There’s been rapid expansion of use of monoclonal antibodies to address diseases. Monoclonal antibodies are synthetic versions of the natural antibodies that the immune system uses to disable invading germs or cancer cells. They are designed to bind to and eliminate unwanted species in the body and, in this case, target sperm.

“We were inspired by infertility that occurs in some women who develop antibodies against their partner’s sperm,” said study first author Bhawana Shrestha, a doctoral student in the Department of Microbiology and Immunology at the UNC School of Medicine and graduate research assistant at the school of pharmacy.

But monoclonal antibodies were traditionally expensive to produce, which puts their usefulness as an affordable contraceptive up in the air. They are also not very effective at clumping sperm together into aggregates that are too large to swim through mucus, due to limited number (two) of binding arms available on each antibody molecule. These shortcomings have limited prior efforts to advance antibodies as contraceptive.

To overcome these shortcomings, the researchers took the binding arm of an antibody isolated from an infertile woman and targeted a unique surface antigen present on human sperm. They then prepared a panel of antibodies with as many as six to 10 binding arms.

“Using the highly multivalent IgG platform, we engineered antibodies that were at least 10- to 16-fold more potent at agglutinating sperm and reducing sperm permeation through mucus than the best known antibody. This in turn prevents sperm from swimming through mucus and reaching the egg altogether, enabling potent, non-hormonal contraception with a pharmacological mechanism that has already been validated in women,” Shrestha said.

“We think these second-generation molecules will provide not only greater potency but will translate to lower costs that make the approach cost-effective,” Lai added. In sheep that have size comparable reproductive tracts as female humans, just tens of micrograms of the antibodies dosed into the vagina effectively eliminated all progressively motile sperm. For comparison, grams of antibodies are dosed with Lilly’s and Regeneron’s antibody cocktails that have received Emergency Use Authorization for treating COVID-19, a 60,000-fold difference.
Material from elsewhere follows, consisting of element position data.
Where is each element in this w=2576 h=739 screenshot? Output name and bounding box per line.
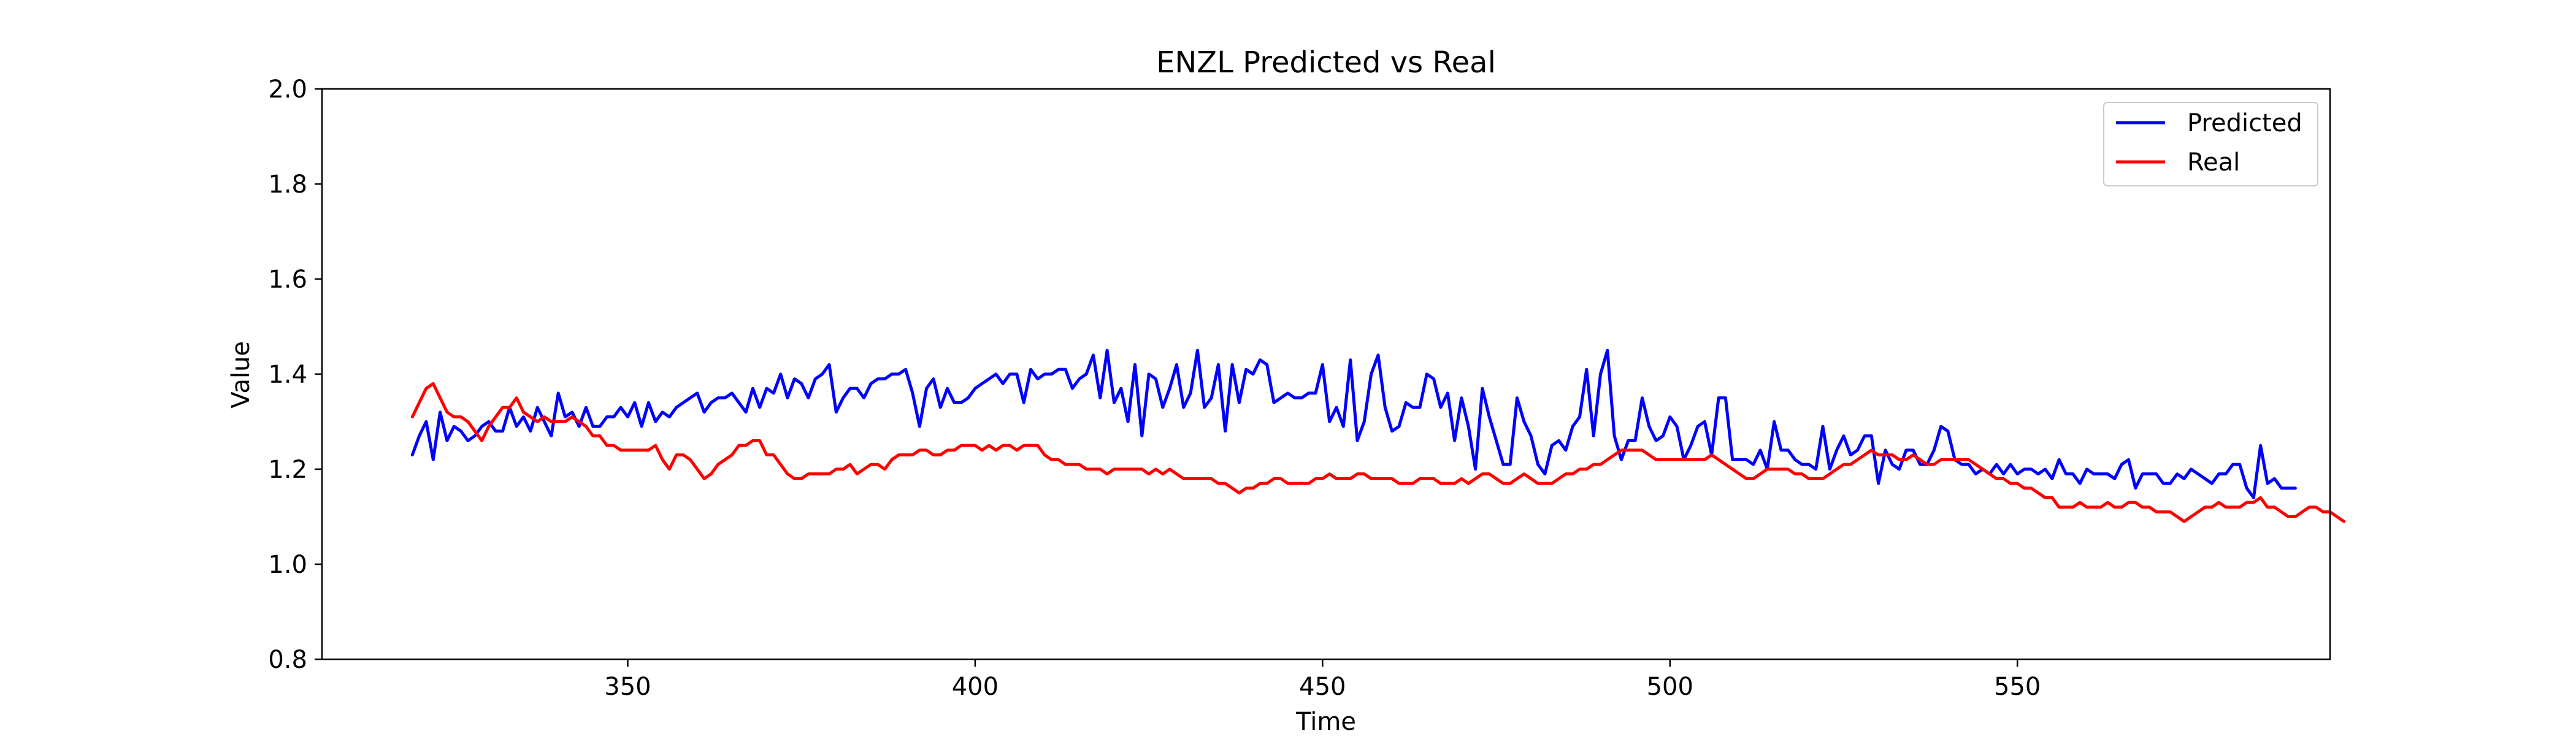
legend-label-real: Real bbox=[2187, 148, 2240, 177]
x-tick-label: 500 bbox=[1647, 673, 1693, 701]
y-tick-label: 1.0 bbox=[268, 551, 307, 579]
y-tick-label: 2.0 bbox=[268, 75, 307, 104]
y-tick-label: 0.8 bbox=[268, 646, 307, 674]
x-tick-label: 550 bbox=[1994, 673, 2041, 701]
legend: Predicted Real bbox=[2103, 102, 2318, 186]
x-tick-label: 450 bbox=[1299, 673, 1346, 701]
y-tick-label: 1.6 bbox=[268, 266, 307, 294]
y-tick-label: 1.8 bbox=[268, 170, 307, 199]
x-tick-label: 350 bbox=[604, 673, 651, 701]
y-axis-label: Value bbox=[227, 341, 255, 408]
plot-area-frame bbox=[321, 88, 2331, 661]
axis-ticks: 350 400 450 500 550 0.8 1.0 1.2 1.4 1.6 1.8 2.0 bbox=[268, 75, 2041, 701]
x-axis-label: Time bbox=[1295, 708, 1356, 736]
legend-label-predicted: Predicted bbox=[2187, 109, 2302, 137]
series-line-real bbox=[410, 382, 2346, 523]
y-tick-label: 1.2 bbox=[268, 456, 307, 484]
y-tick-label: 1.4 bbox=[268, 361, 307, 389]
series-lines bbox=[410, 348, 2346, 523]
x-tick-label: 400 bbox=[952, 673, 999, 701]
chart-title: ENZL Predicted vs Real bbox=[1156, 45, 1496, 80]
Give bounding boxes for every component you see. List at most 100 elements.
The new type of contraceptive can be delivered using an intravaginal ring that steadily releases the antibodies across the fertility window, or a dissolvable film that can be inserted vaginally before sex. The molecule has been licensed by Mucommune, a startup spun out of the Lai Lab. Mucommune will be leading preclinical and clinical development efforts.

“By avoiding exogenous hormones and creating a women-controlled contraceptive method, we believe the antibodies developed here could meet the contraceptive needs for millions of women, help to reduce the number of unintended pregnancies, and alleviate the health care costs of unintended pregnancies, which some estimate are in excess of $20 billion per year,” Lai said.

The study team includes researchers from the UNC-Chapel Hill, University of Texas Medical Branch, Boston University School of Medicine and Mucommune, LLC.  The National Institutes of Health, Eshelman Institute of Innovation, the Packard Foundation for Science and Engineering, the National Science Foundation and the PhRMA Foundation funded the study.